Your pet is a member of your family; a trusted companion and reliable friend. When it doesn't feel well, you do everything you can to get it the best medical treatment. When your pet doesn't get well or dies, your first impulse may be to file a lawsuit for veterinarian malpractice, but is it worth suing? Probably not.
Is a Malpractice Suit the Answer?
Because animals are considered property, if your pet is injured or killed, you must file a lawsuit to recover damages. This is true even if it's your veterinarian who caused the harm.
Measure the Costs
Veterinarian malpractice lawsuits aren't common, though, because the measure of damages for the loss of a pet in most states is the market value of the pet. In other words, what someone else would pay for an identical pet of the same age, breed and condition.
The truth is your lawyer's fees may be more than you're able to recover in court. Also, as a general rule, pet owners like you have to prove the same things you would have proven in a medical malpractice case, which isn't always easy or inexpensive.
A few states allow money damages for emotional distress and loss of companionship. However, awards for an owner's mental suffering are the exception rather than the rule.
Small Claims Saves Costs
An alternative is to file your lawsuit in small claims court where you won't have the cost of a lawyer or some other costs of a full-blown trial. But even then, a lawsuit isn't likely make up for the loss of a treasured animal companion.
Report the Incident
No matter which legal path you follow, it's important that you report the suspected malpractice to prevent others from suffering a loss like yours and to hold the veterinarian accountable. File complaints with the:
The Board in your state will investigate the matter and has the power to suspend or revoke the veterinarian's license if it finds your pet wasn't treated properly.
Prevention & Insurance May Be the Best Medicine
Keeping your pet healthy in the first place, and having a plan to cover medical costs, may be the keys to a long, happy relationship.
Although it often takes on different meanings, holistic treatment means caring for the physical, mental, emotional and spiritual needs of your pet.
What's that mean? Any number of things, including:
- Changing the pet's diet to include more natural or organic foods to promote health, manage weight, etc.
- Increasing the time your pet spends socializing with you and your family and making it quality time - more playing, touching and petting, and longer walks, for example
- Participating more in the treatments selected by your veterinarian for your pet. Ask questions about the pros and cons of any treatment and any alternatives
This type of approach to your pet's health may help prevent illness and speed the healing process in case of illness. It will also make for a happier pet, which means more enjoyment for you and your family.

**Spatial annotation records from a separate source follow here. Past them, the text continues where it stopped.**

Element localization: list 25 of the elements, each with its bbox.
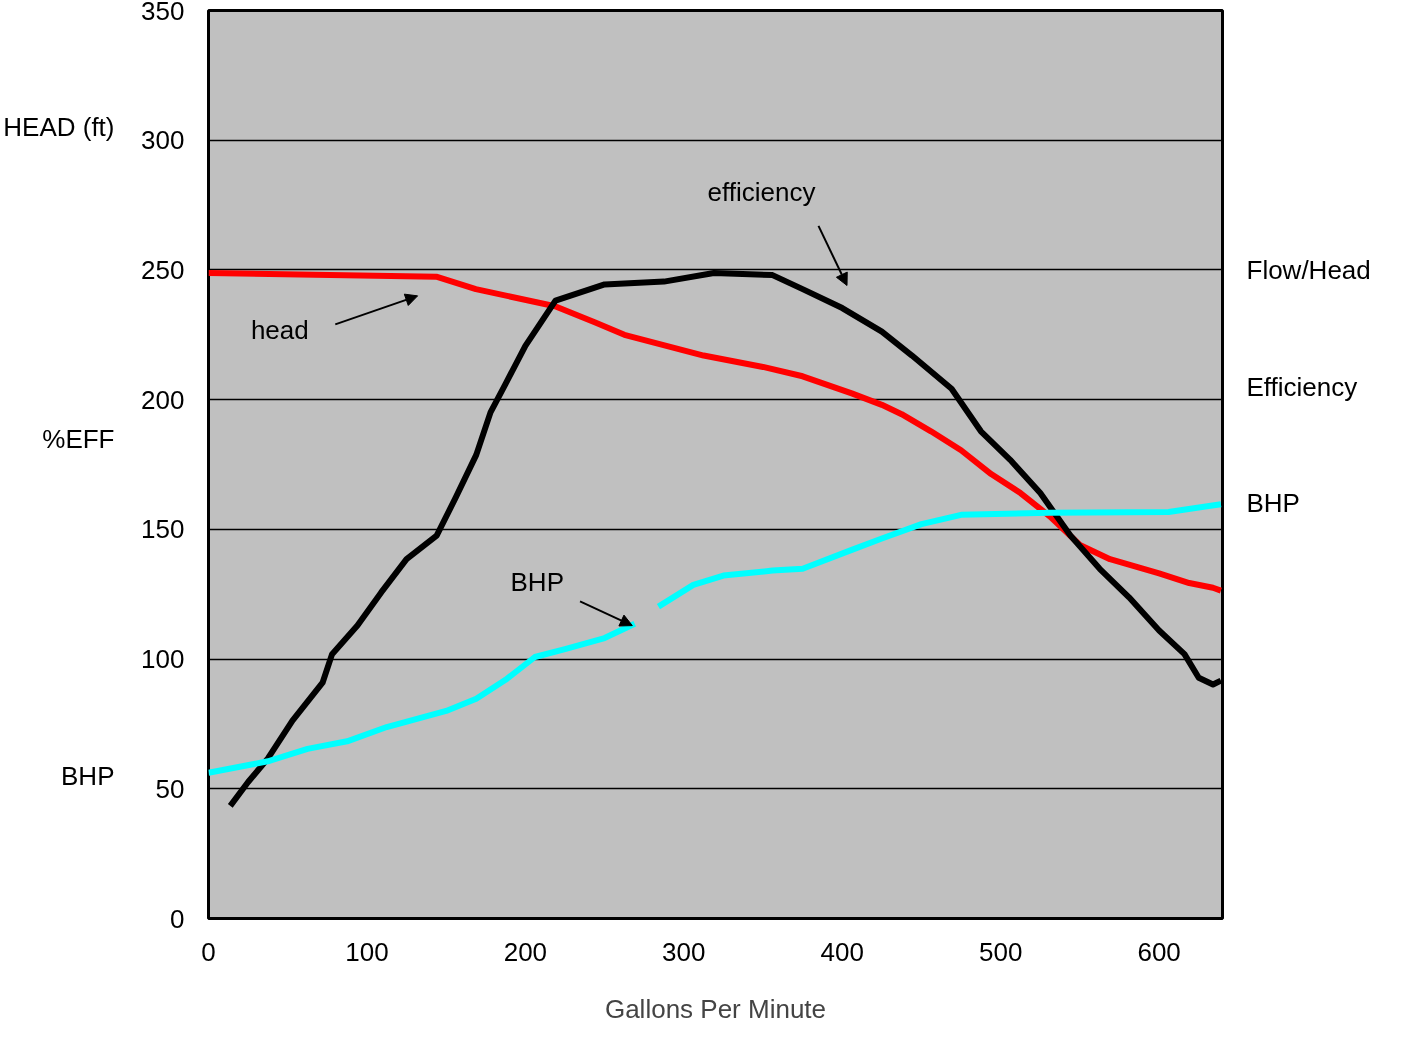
y-tick-label: 50	[155, 773, 185, 804]
text: Flow/Head	[1246, 254, 1371, 285]
y-axis-title: HEAD (ft)	[3, 112, 115, 143]
x-tick-label: 400	[820, 936, 864, 967]
y-tick-label: 250	[141, 254, 185, 285]
x-tick-label: 0	[201, 936, 216, 967]
y-tick-label: 0	[170, 903, 185, 934]
y-tick-label: 150	[141, 514, 185, 545]
y-tick-label: 300	[141, 125, 185, 156]
annotation: head	[250, 314, 309, 345]
y-tick-label: 350	[141, 0, 185, 26]
y-tick-label: 200	[141, 384, 185, 415]
text: BHP	[1246, 488, 1300, 519]
text: %EFF	[42, 423, 115, 454]
x-tick-label: 500	[979, 936, 1023, 967]
y-tick-label: 100	[141, 644, 185, 675]
annotation: BHP	[510, 566, 564, 597]
x-tick-label: 600	[1137, 936, 1181, 967]
text: Efficiency	[1246, 371, 1358, 402]
text: BHP	[61, 760, 115, 791]
annotation: efficiency	[707, 177, 816, 208]
x-tick-label: 200	[503, 936, 548, 967]
x-tick-label: 300	[662, 936, 706, 967]
x-axis-title: Gallons Per Minute	[604, 993, 827, 1024]
x-tick-label: 100	[345, 936, 389, 967]
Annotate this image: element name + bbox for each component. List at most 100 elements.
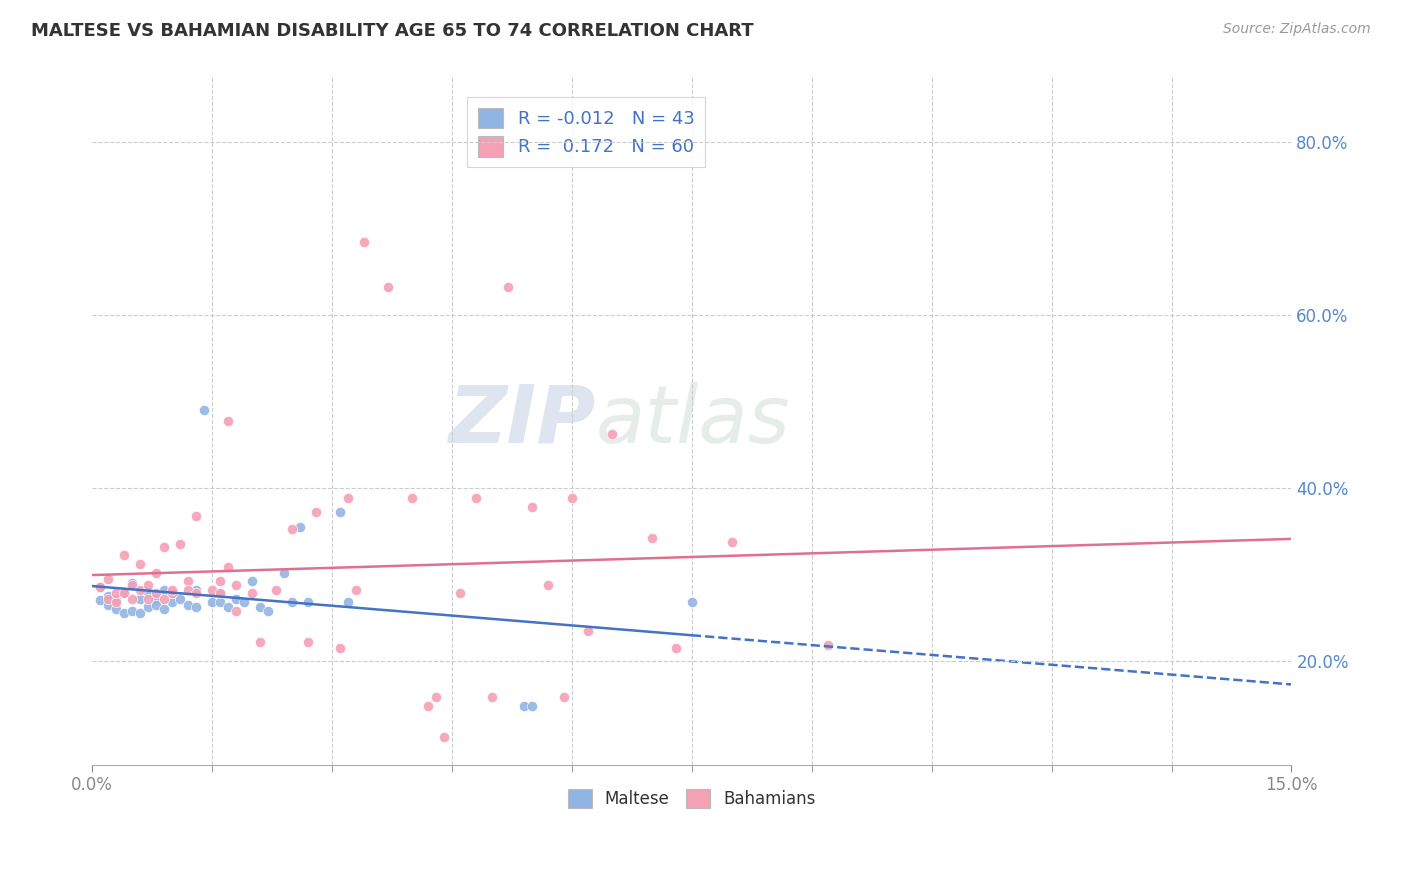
Point (281, 523, 304, 537)
Point (121, 576, 143, 591)
Point (225, 604, 247, 618)
Point (153, 591, 176, 606)
Point (225, 591, 247, 606)
Point (201, 582, 224, 597)
Legend: Maltese, Bahamians: Maltese, Bahamians (561, 782, 823, 814)
Point (553, 690, 575, 705)
Point (433, 730, 456, 744)
Point (297, 595, 319, 609)
Text: ZIP: ZIP (449, 382, 596, 460)
Point (129, 591, 152, 606)
Point (184, 586, 207, 600)
Point (169, 537, 191, 551)
Point (177, 582, 200, 597)
Point (160, 586, 183, 600)
Point (129, 582, 152, 597)
Point (89, 580, 111, 594)
Point (401, 491, 423, 506)
Point (344, 582, 367, 597)
Point (153, 602, 176, 616)
Point (209, 574, 232, 589)
Text: Source: ZipAtlas.com: Source: ZipAtlas.com (1223, 22, 1371, 37)
Point (136, 584, 159, 599)
Point (121, 591, 143, 606)
Point (240, 586, 263, 600)
Point (233, 595, 256, 609)
Point (264, 582, 287, 597)
Point (600, 427, 623, 442)
Point (136, 591, 159, 606)
Point (209, 586, 232, 600)
Point (465, 491, 488, 506)
Point (537, 578, 560, 592)
Point (136, 578, 159, 592)
Point (160, 595, 183, 609)
Point (641, 531, 664, 545)
Point (217, 413, 239, 427)
Point (720, 534, 742, 549)
Text: atlas: atlas (596, 382, 790, 460)
Point (136, 600, 159, 615)
Point (337, 491, 360, 506)
Point (105, 602, 128, 616)
Point (160, 586, 183, 600)
Point (97, 591, 120, 606)
Point (449, 586, 471, 600)
Point (184, 600, 207, 615)
Point (112, 549, 135, 563)
Point (681, 595, 703, 609)
Point (177, 598, 200, 612)
Point (305, 505, 328, 519)
Point (121, 604, 143, 618)
Point (217, 600, 239, 615)
Point (201, 595, 224, 609)
Point (249, 600, 271, 615)
Point (520, 500, 543, 514)
Point (329, 640, 352, 655)
Point (177, 574, 200, 589)
Point (153, 582, 176, 597)
Point (105, 586, 128, 600)
Text: MALTESE VS BAHAMIAN DISABILITY AGE 65 TO 74 CORRELATION CHART: MALTESE VS BAHAMIAN DISABILITY AGE 65 TO… (31, 22, 754, 40)
Point (112, 584, 135, 599)
Point (89, 593, 111, 607)
Point (576, 624, 599, 638)
Point (416, 698, 439, 713)
Point (184, 508, 207, 523)
Point (481, 690, 503, 705)
Point (665, 640, 688, 655)
Point (225, 578, 247, 592)
Point (145, 586, 167, 600)
Point (112, 586, 135, 600)
Point (249, 634, 271, 648)
Point (153, 540, 176, 554)
Point (496, 280, 519, 294)
Point (209, 586, 232, 600)
Point (425, 690, 447, 705)
Point (257, 604, 280, 618)
Point (520, 698, 543, 713)
Point (145, 591, 167, 606)
Point (145, 598, 167, 612)
Point (193, 403, 215, 417)
Point (217, 560, 239, 574)
Point (513, 698, 536, 713)
Point (129, 557, 152, 571)
Point (377, 280, 399, 294)
Point (561, 491, 583, 506)
Point (329, 505, 352, 519)
Point (121, 578, 143, 592)
Point (169, 591, 191, 606)
Point (97, 589, 120, 603)
Point (353, 235, 375, 249)
Point (112, 607, 135, 621)
Point (89, 580, 111, 594)
Point (209, 595, 232, 609)
Point (184, 582, 207, 597)
Point (288, 520, 311, 534)
Point (97, 598, 120, 612)
Point (281, 595, 304, 609)
Point (273, 566, 295, 580)
Point (145, 566, 167, 580)
Point (105, 595, 128, 609)
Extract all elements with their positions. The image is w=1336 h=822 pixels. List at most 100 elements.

Yes, in many states, you can buy insurance for your pet. Like health insurance for you and your family, there are many types of plans that range in costs and coverage, but generally you can get a policy that covers all or part of the costs of vet visits, lab tests, surgery and medication. Your vet can provide diagnostic and treatment options rivaling human health care, and insurance may be the only way you can afford it.
Also, you may be able to by life insurance. Unlike your life insurance policy, there's no cash payout when your pet dies. Rather, pet life insurance pays "end-of-life" benefits to help you the pay the costs of cremation or burial. Also, many policies pay for bereavement counseling to help you cope with the loss of your pet.
The loss of a pet can be just as devastating as the loss of any other family member. When veterinarian malpractice is involved, your grief and anger may take control. Think carefully about filing a lawsuit, and talk to an attorney about it.
Perhaps the the best course is to try to prevent illness, and if you can afford it, buy insurance to help you pay for medical care. That way you and your pet can enjoy each other's company for many, many years.
Questions for Your Attorney
- How long do I have to file a malpractice suit against my pet's veterinarian?
- Can a veterinarian lose her license if she's sued for malpractice?
- Does my veterinarian have to get my consent before giving my pet any medical treatment?